The Cat's Meow (PG-13) ★★★

Review Date: April 16th, 2002

A lavish weekend cruise for Hollywood celebrities aboard William Randolph Heart's yacht turns deadly when a passenger is shot.

Story

Newspaper tycoon William Randolph Hearst's yacht sets sail out of a Los Angeles harbor with a bevy of Hollywood shakers and players as guests, all anticipating a fun-filled party weekend. Among the passengers are Hearst himself (Edward Herrmann), his mistress Marion Davies (Kirsten Dunst), movie star Charlie Chaplin (Eddie Izzard), pioneer Hollywood producer Thomas Ince (Cary Elwes), New York film critic Louella Parsons (Jennifer Tilly) and famous British novelist Elinor Glyn (Absolutely Fabulous Joanna Lumley). However star-studded, the cruise cannot be smooth sailing: Hearst suspects that famous womanizer Chaplin and Davies are having an affair, Chaplin is haunted by the prospect of a shotgun wedding with an underage bride-to-be, Ince is desperate to get Hearst to back his fading career, Parsons is determined to land a West Coast job with the Hearst papers and Glyn relishes scandal. A live orchestra and ample booze fuel several days of merriment until one of the passengers mysteriously dies. A conspiracy of cover-up and bribery manages to keep the tragic circumstances under wraps as the victim is laid to rest. Since mysterious death of this real Hollywood denizen remains unsolved to the present day, the facts that 1) the suspects are some of the most recognizable people in Hollywood and 2) the events as supposed here take place on William Randolph Hearst's lavish yacht add to the fun and the unexpected final tragedy.

Acting

Performances all around are terrific. Herrmann is perfectly cast as the media titan who knows how to show his guests a good time. Dunst perhaps gives the most convincing and nuanced performance of her career as the beauty with brains and compassion. Izzard, in the unfortunate position of having to follow Robert Downey Jr.'s brilliant Oscar-nominated turn as the legendary comic, doesn't really look like Chaplin but convinces as one of moviedom's brightest lights. Tilly is more Tilly than the oft-photographed and plump Louella Parsons but is pleasingly off-center as a naïf who can conspire. And Lumley, who also narrates this naughty mystery, is perfectly cast as the insinuating scribe with a taste for the sensational.

Direction

After eight years in TV land, Peter Bogdanovich makes a triumphant return to the big screen. It doesn't hurt that the director is a Hollywood insider with critically acclaimed credits and a weakness for some of his leading ladies who has also had his own share of scandal.

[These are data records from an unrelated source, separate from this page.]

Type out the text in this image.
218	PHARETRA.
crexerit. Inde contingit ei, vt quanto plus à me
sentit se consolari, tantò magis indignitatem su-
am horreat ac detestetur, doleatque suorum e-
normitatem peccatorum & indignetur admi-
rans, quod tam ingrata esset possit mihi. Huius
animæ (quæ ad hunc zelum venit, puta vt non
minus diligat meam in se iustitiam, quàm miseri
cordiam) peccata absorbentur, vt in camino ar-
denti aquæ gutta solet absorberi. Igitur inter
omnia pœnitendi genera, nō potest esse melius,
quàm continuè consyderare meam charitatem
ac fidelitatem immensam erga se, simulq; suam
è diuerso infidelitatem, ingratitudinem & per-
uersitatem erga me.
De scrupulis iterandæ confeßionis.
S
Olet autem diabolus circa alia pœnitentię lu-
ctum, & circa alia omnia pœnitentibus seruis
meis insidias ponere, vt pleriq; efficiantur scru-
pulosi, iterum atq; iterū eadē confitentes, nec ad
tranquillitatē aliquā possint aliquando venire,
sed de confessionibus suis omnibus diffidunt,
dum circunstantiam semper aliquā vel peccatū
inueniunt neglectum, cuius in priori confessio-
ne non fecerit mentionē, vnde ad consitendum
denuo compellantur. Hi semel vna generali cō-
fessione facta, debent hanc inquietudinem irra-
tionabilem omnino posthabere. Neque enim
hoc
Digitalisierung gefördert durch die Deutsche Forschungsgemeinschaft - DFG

Working with a terrific script by Steve Peros, who adapted his hit play, and with fine actors and crew, Bogdanovich delivers an intriguing mystery for our time, mined from actual events that took place in 1924. The real-life incidents that inspired this tale remain clouded in uncertainty, but Bogdanovich delivers a very plausible what-if that even he believes to be close to the truth.

Bottom Line

The Cat's Meow has all the ingredients for delicious entertainment and, thanks to great direction and acting and a strong script, it delivers on all counts.